Shellye Archambeau has wanted to be a CEO since she was 16 years old. How did such grand ambitions begin? She traces it all back to a conversation with her high school guidance counselor.

Summary:

Shellye Archambeau has wanted to be a CEO since she was 16 years old. How did such grand ambitions begin? She traces it all back to a conversation with her high school guidance counselor.

Thuy

You write in your book that you dreamed of being a CEO ever since you were 16 years old. I had no idea what I would be doing at 16 years old. So, that's pretty amazing that you kind of had a framework already for your ambitions and goals. How did you know at such a young age, what your purpose was? What you wanted to be and what you wanted to stand for?
Shellye_Archambeau

Shellye Archambeau

It's interesting because I don't actually think I knew all of that.
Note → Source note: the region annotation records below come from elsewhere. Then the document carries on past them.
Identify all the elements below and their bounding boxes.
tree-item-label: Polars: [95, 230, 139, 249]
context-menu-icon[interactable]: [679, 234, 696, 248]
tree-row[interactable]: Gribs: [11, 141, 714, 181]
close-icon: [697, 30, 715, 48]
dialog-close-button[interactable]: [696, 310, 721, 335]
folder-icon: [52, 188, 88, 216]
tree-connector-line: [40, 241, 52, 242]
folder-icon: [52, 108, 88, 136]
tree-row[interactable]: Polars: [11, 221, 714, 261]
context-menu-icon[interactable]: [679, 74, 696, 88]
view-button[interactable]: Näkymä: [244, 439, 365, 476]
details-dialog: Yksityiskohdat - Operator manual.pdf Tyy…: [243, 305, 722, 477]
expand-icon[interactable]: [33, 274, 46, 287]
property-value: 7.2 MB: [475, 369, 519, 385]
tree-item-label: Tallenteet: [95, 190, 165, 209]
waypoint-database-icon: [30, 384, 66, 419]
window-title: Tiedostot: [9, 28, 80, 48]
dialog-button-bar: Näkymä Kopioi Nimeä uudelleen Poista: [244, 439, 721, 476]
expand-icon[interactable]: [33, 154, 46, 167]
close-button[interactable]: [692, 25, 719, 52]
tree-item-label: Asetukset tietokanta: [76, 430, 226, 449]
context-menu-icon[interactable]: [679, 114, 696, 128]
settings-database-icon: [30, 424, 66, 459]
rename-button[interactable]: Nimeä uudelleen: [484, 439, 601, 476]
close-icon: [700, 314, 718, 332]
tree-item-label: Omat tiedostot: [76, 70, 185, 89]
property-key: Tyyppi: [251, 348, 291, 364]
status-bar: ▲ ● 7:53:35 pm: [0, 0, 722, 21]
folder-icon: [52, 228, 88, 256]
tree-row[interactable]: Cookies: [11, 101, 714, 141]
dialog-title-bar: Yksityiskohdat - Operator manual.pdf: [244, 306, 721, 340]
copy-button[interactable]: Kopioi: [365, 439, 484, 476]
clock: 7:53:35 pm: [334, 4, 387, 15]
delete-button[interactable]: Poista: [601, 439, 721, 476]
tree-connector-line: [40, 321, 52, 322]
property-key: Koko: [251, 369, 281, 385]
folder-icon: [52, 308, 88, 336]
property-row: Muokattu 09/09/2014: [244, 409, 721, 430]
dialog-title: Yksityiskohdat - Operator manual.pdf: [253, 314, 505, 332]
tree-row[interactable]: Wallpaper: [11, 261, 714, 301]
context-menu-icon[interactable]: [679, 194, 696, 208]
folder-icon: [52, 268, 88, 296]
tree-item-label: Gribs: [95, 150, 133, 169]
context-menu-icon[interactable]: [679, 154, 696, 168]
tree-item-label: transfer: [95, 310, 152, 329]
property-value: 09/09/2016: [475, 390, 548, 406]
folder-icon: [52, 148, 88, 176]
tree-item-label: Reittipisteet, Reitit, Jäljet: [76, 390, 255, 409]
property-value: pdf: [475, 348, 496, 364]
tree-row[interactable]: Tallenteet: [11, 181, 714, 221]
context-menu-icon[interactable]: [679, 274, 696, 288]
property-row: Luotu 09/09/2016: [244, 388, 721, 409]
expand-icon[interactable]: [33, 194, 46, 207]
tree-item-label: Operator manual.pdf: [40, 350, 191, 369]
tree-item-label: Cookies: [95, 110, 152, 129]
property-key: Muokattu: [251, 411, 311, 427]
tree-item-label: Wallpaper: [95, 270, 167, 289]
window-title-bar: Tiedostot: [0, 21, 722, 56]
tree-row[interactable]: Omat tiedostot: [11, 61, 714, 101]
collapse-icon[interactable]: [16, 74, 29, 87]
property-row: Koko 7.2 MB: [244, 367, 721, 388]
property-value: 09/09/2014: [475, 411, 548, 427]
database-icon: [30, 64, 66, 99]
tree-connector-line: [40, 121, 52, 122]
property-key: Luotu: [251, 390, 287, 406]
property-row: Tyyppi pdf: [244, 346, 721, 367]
So, what transpired was, it was a conversation with the guidance counselor, the obligatory junior year conversation that says, do you want to go to college? If so write these applications, there's a whole process. And so she says, “Do you want to go to college?” And I said, “Yes,” she goes, “What do you want to do after college?” And I'm like, honestly, I don't know. I just want to be able to keep my thermostat at 72 degrees because my family never let it go above 68 in the wintertime. So she said, “Well, what do you like to do?” And I give her a lot of credit for this because I said, oh, clubs, you know, I love my clubs. I'm in French club, American field services, national honor site and even girl scout, but don't tell anybody, I mean all that and everything I was involved in, I ultimately rose to leadership. I loved leading these clubs. And she said to me, well, business and clubs are the same thing. You pull people together, go after a common objective and get things done. And I said done, I know what I want to do now. I want to run a business because I like running clubs. And then when I looked it up, the people who run businesses are called CEOs. So I said, great, I'm going to become a CEO and literally it wasn't this agonizing, okay, what is my purpose? What do I really want? It wasn't any of that. It was just as simple as picking it because it sounded like what I like to do. And because I was a goal oriented person anyway, I really just wanted a goal. Give me a goal of what I'm going to shoot for. And then I'm going to figure out how to go get it done and learn along the way how it works, what industry, I mean, all those other things I'll figure out and sure enough, it worked that way.